Historic landscape paintings meet meteorological graphics in Pathetic Fallacy’s projections (here with creator Anita Rochon).

 

“Those questions around isolation and whether we want to travel--they’d been in discussion in the larger arts community for a lot of years, and it seems like the right time to be asking those questions,” adds Lim. “The world was in such disarray--all we needed was a pandemic!”

The show takes its name from a literary term that means the attribution of human feelings to nonhuman things--like the weather. And though the standin performer may at first feel like the setting is the meteorological green screen familiar from the nightly news, Andrade and Lim’s digitally generated projections soon conjure everything from landscape paintings to old TV weather footage to even weather gods and Rochon herself. 

“From the inception of the show there was a lot of references to art and how we’ve been trying to understand weather and weather systems for so long,” Andrade explains. “So a lot of inspiration is coming from art history.”

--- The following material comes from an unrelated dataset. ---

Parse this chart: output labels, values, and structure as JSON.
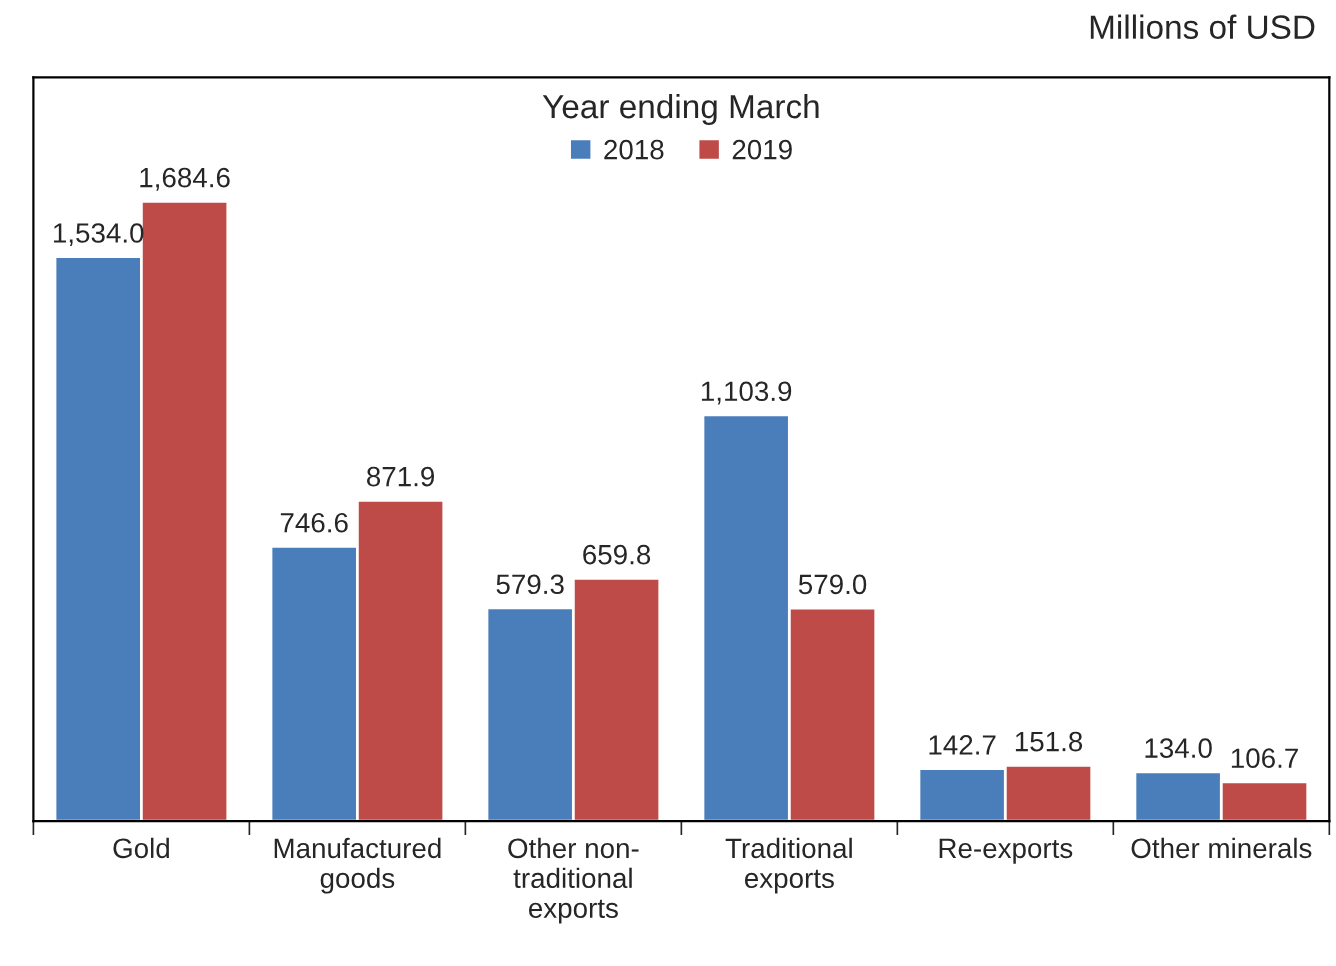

Lim used Isadora computer software to program all the vivid, ever-shifting imagery to set cues in the work--building a structured world for each actor to adapt to. For this rendition, the team has added extra cameras to capture the performer from different angles for the livestream. (Rumble had to cancel small live events around Pathetic Fallacy at Progress Lab when BC’s health office ordered stricter lockdowns, but livestreams were always the main part of the picture.)

“Everything that Milton and I have worked on is pretty much set, but it’s a very spacious container for each performer to fill it up in different ways,” says Andrade. “It has a very robust system built behind it.”

Guests who dare to step into that world--one as unpredictable as our weather during global warming--include Jonathon Young, Omari Newton, and Rumble Theatre’s own artistic director and actor Jivesh Parasram.

The result is a work that blends cutting-edge new online performance technology with good-old-fashioned flying by the seat of your pants. It’s a lot of fun, say Lim and Andrade, but at the same time, it gets audiences asking pressing questions about our role in the planet’s doom. This new, stay-at-home rendition of Pathetic Fallacy also has a thing or two to say about our 2020 world of online connection and performance. And about juggling the unknown while we’re alone. And about whether we’ll be in a hurry to jump on a plane again, when and if this insanity ever ends.

“It’s an opportunity to reflect upon our current conditions and the technology that allows us to connect with each other,” offers Lim.

“In a weird way, this is a theatre show for this specific time,” Andrade adds.